Help Me Grow | United Way of Utah County

Am I a Good Enough Parent?

I think every now and again we all struggle a little with self-worth. We are not perfect people. We all have our good days, and those days we wish we could change. Although we may be faced with fears of self-doubt on our parenting journey, remember that there is no one exactly like you. You have a unique perspective. You have unique experiences. And it’s more than likely that you are a good parent; even on those hard days.

As stated by Theodore Roosevelt, “Comparison is the thief of joy,” which may be hard to stomach when those doubts about our parenting start creeping into the background of our day to day activities. Maybe you’ve noticed that other kids at play group pronounce their words better, or speak in complete sentences. Maybe you’ve heard that other kids have toilet trained faster or have started staying dry at night before your kid. Maybe you’re afraid to go out in public with your kid because your child might have an outright fit right there on the grocery store floor. Although this isn’t an exhaustive list by any means, you are not alone in your self- doubts. If any of the above situations resonates with you, take peace in knowing that there is a category of parents called “Good Enough” parents.

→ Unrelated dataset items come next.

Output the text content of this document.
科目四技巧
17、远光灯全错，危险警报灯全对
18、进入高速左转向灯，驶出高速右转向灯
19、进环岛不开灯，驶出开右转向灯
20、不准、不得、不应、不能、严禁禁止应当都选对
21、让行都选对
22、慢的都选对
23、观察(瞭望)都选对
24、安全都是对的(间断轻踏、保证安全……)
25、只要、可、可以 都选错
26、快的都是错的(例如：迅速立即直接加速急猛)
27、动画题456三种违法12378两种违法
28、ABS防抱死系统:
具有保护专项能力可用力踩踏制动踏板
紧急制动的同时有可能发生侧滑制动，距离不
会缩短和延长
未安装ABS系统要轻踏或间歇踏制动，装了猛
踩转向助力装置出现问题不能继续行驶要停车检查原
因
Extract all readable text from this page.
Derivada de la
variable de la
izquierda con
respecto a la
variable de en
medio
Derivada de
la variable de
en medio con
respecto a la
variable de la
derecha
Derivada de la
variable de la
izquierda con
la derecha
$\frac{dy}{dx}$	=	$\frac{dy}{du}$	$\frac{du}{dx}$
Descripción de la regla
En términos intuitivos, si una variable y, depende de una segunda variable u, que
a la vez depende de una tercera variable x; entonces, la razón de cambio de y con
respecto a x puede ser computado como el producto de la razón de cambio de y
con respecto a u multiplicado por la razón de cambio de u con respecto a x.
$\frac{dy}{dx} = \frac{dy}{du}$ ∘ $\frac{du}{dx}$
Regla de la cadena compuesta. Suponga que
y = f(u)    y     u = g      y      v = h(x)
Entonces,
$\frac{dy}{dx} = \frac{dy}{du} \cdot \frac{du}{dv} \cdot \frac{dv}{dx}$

Although it may sound contradictory to how society has raised us to believe, with our busy schedules and extracurricular activities, being a “Good Enough” parent is actually the ideal parent! The term originated from D. W. Winnicott, an English pediatrician and psychoanalyst. Through his experience with mothers and young children he noticed that children of parents who were their authentic selves, mistakes and all, actually benefitted because it created a safe space for creativity. The “Good Enough” parent is ideal for children because it is neither on the side of demanding an unattainable perfection nor on the side of being negligent of the child’s immediate needs. In contrast to John Locke’s tabula rasa theory, children are not born as blank slates, rather, as I’m sure many of you can confirm, our children already come brimming with personality and liveliness. On that note, it is not our jobs to mold our little ones into the person they will someday become, rather to take an encouraging role.
As beautifully stated by research professor Brené Brown in her book Daring Greatly, “When it comes to parenting, the practice of framing mothers and fathers as good or bad is both rampant and corrosive- it turns parenting into a shame minefield. The real questions for parents should be: “Are you engaged? Are you paying attention?” If so, plan to make lots of mistakes and bad decisions. Imperfect parenting moments turn into gifts as our children watch us try to figure out what went wrong and how we can do better next time. The mandate is not to be perfect and raise happy children. Perfection doesn’t exist, and I’ve found that what makes children happy doesn’t always prepare them to be courageous, engaged adults.”
Whatever your life circumstances may be, remember that we are human and the human experience is messy; it is full of trying trajectories at times, but also successes and truly wonderful moments. As we progress through our own parenting journey, let us remember that one of the most important things we can give our children is our engagement in their lives and our attention. So, if some days you’re not quite sure if you’re a good enough parent to your children, remember that by encouraging and being attentive you are enough.